The dollar fell on Friday as risk appetite improved after authorities and banks in key markets moved to ease pressure on the financial system, calming other major currencies that had fallen earlier in the week in the wake of banking turmoil.

On Thursday, large US banks pumped $30 billion in deposits into First Republic Bank to save it after it was caught up in the crisis caused by the collapse of two other medium-sized US banks last week.

A cautious calm prevailed in all markets on Friday, giving way to a rise in risk-sensitive currencies such as the Australian and New Zealand dollars, which became among the biggest gainers in Asian trading.

The Australian dollar rose 0.4 percent to $0.6684, and its New Zealand counterpart rose 0.3 percent to $0.62145.

The $30 billion rescue package in the US followed Credit Suisse’s announcement earlier Thursday that it would borrow up to $54 billion from the Swiss National Bank (SNB) after the fallout from the collapse of US bank Silicon Valley.

But despite a 30 percent drop in shares of the Swiss lender sparking concerns about the strength of European banks, the European Central Bank went ahead and raised interest rates by 50 basis points at its monetary policy meeting on Thursday.

There was almost no reaction from the euro to the decision, but it managed to gain 0.3 percent on Thursday.

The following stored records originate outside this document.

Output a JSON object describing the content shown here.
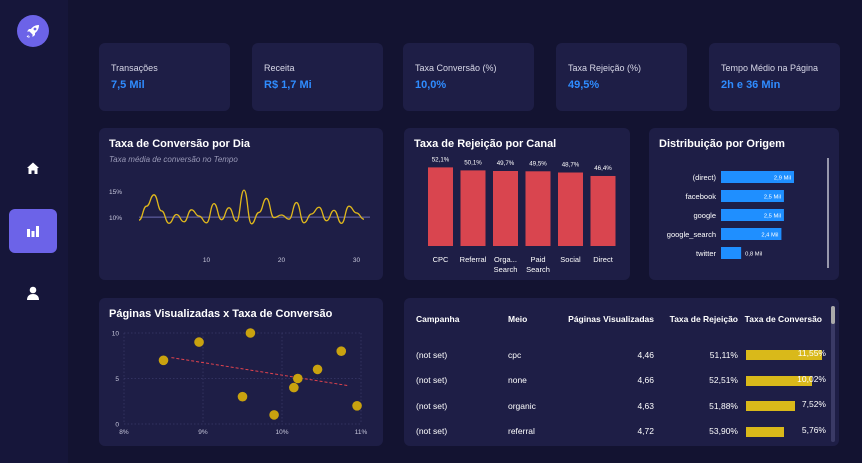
{
  "kpis": [
    {
      "label": "Transações",
      "value": "7,5 Mil"
    },
    {
      "label": "Receita",
      "value": "R$ 1,7 Mi"
    },
    {
      "label": "Taxa Conversão (%)",
      "value": "10,0%"
    },
    {
      "label": "Taxa Rejeição (%)",
      "value": "49,5%"
    },
    {
      "label": "Tempo Médio na Página",
      "value": "2h e 36 Min"
    }
  ],
  "nav": {
    "icons": [
      "rocket-icon",
      "home-icon",
      "bar-chart-icon",
      "user-icon"
    ]
  },
  "colors": {
    "accent": "#6c63e8",
    "kpi_value": "#2f8cff",
    "rejection_bar": "#d9454f",
    "origin_bar": "#1f8fff",
    "conversion": "#e0b81c"
  },
  "conversion_chart": {
    "title": "Taxa de Conversão por Dia",
    "subtitle": "Taxa média de conversão no Tempo"
  },
  "rejection_chart": {
    "title": "Taxa de Rejeição por Canal"
  },
  "origin_chart": {
    "title": "Distribuição por Origem"
  },
  "scatter_chart": {
    "title": "Páginas Visualizadas x Taxa de Conversão"
  },
  "chart_data": [
    {
      "type": "line",
      "title": "Taxa de Conversão por Dia",
      "subtitle": "Taxa média de conversão no Tempo",
      "x": [
        1,
        2,
        3,
        4,
        5,
        6,
        7,
        8,
        9,
        10,
        11,
        12,
        13,
        14,
        15,
        16,
        17,
        18,
        19,
        20,
        21,
        22,
        23,
        24,
        25,
        26,
        27,
        28,
        29,
        30,
        31
      ],
      "values": [
        9.4,
        12.1,
        14.3,
        11.2,
        8.8,
        10.5,
        9.1,
        11.4,
        10.2,
        8.9,
        12.6,
        9.5,
        11.8,
        9.2,
        15.2,
        8.7,
        10.9,
        13.6,
        9.9,
        10.4,
        9.6,
        12.8,
        8.9,
        10.6,
        11.9,
        9.3,
        11.3,
        8.8,
        12.1,
        10.8,
        9.6
      ],
      "yticks": [
        "15%",
        "10%"
      ],
      "xticks": [
        "10",
        "20",
        "30"
      ],
      "average": 10.0,
      "ylim": [
        5,
        16
      ]
    },
    {
      "type": "bar",
      "title": "Taxa de Rejeição por Canal",
      "categories": [
        [
          "CPC"
        ],
        [
          "Referral"
        ],
        [
          "Orga...",
          "Search"
        ],
        [
          "Paid",
          "Search"
        ],
        [
          "Social"
        ],
        [
          "Direct"
        ]
      ],
      "values": [
        52.1,
        50.1,
        49.7,
        49.5,
        48.7,
        46.4
      ],
      "data_labels": [
        "52,1%",
        "50,1%",
        "49,7%",
        "49,5%",
        "48,7%",
        "46,4%"
      ],
      "ylim": [
        0,
        55
      ]
    },
    {
      "type": "bar",
      "orientation": "horizontal",
      "title": "Distribuição por Origem",
      "categories": [
        "(direct)",
        "facebook",
        "google",
        "google_search",
        "twitter"
      ],
      "values": [
        2.9,
        2.5,
        2.5,
        2.4,
        0.8
      ],
      "data_labels": [
        "2,9 Mil",
        "2,5 Mil",
        "2,5 Mil",
        "2,4 Mil",
        "0,8 Mil"
      ]
    },
    {
      "type": "scatter",
      "title": "Páginas Visualizadas x Taxa de Conversão",
      "points": [
        [
          8.5,
          7
        ],
        [
          8.95,
          9
        ],
        [
          9.6,
          10
        ],
        [
          9.5,
          3
        ],
        [
          9.9,
          1
        ],
        [
          10.15,
          4
        ],
        [
          10.2,
          5
        ],
        [
          10.45,
          6
        ],
        [
          10.75,
          8
        ],
        [
          10.95,
          2
        ]
      ],
      "trend": [
        [
          8.6,
          7.3
        ],
        [
          10.85,
          4.2
        ]
      ],
      "xticks": [
        "8%",
        "9%",
        "10%",
        "11%"
      ],
      "yticks": [
        "10",
        "5",
        "0"
      ],
      "xlim": [
        8,
        11
      ],
      "ylim": [
        0,
        10
      ]
    }
  ],
  "table": {
    "headers": [
      "Campanha",
      "Meio",
      "Páginas Visualizadas",
      "Taxa de Rejeição",
      "Taxa de Conversão"
    ],
    "rows": [
      {
        "campanha": "(not set)",
        "meio": "cpc",
        "paginas": "4,46",
        "rejeicao": "51,11%",
        "conversao": "11,55%",
        "conversao_value": 11.55
      },
      {
        "campanha": "(not set)",
        "meio": "none",
        "paginas": "4,66",
        "rejeicao": "52,51%",
        "conversao": "10,02%",
        "conversao_value": 10.02
      },
      {
        "campanha": "(not set)",
        "meio": "organic",
        "paginas": "4,63",
        "rejeicao": "51,88%",
        "conversao": "7,52%",
        "conversao_value": 7.52
      },
      {
        "campanha": "(not set)",
        "meio": "referral",
        "paginas": "4,72",
        "rejeicao": "53,90%",
        "conversao": "5,76%",
        "conversao_value": 5.76
      }
    ],
    "conversion_max": 11.55
  }
}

And it recorded a rise in the latest transactions by 0.14 percent, to $ 1.0625.

“Should market tensions ease and volatility subside in the coming weeks and months, sustained inflation should, in our view, be sufficient to prompt further tightening.”

On the other hand, the British pound rose 0.15 percent to $1.2128.

The Swiss franc rose 0.1%, after falling earlier in the week by the most in one day against the dollar since 2015.

The Japanese yen remained high, and recorded in the most recent transactions an increase of approximately 0.3 percent, to 133.30 per dollar.

The weak market sentiment has led to dealers flocking to the yen, which is usually considered a safer bet in times of turmoil, amid fears that the recent pressures unfolding among banks in the United States and Europe are just the first phase of a widespread crisis.

Next week’s Federal Reserve monetary policy meeting moves into the spotlight. Some investors hope the bank will slow its campaign of sharp interest rate hikes in an effort to ease pressure on the financial sector.

The dollar index fell 0.12 percent to 104.27.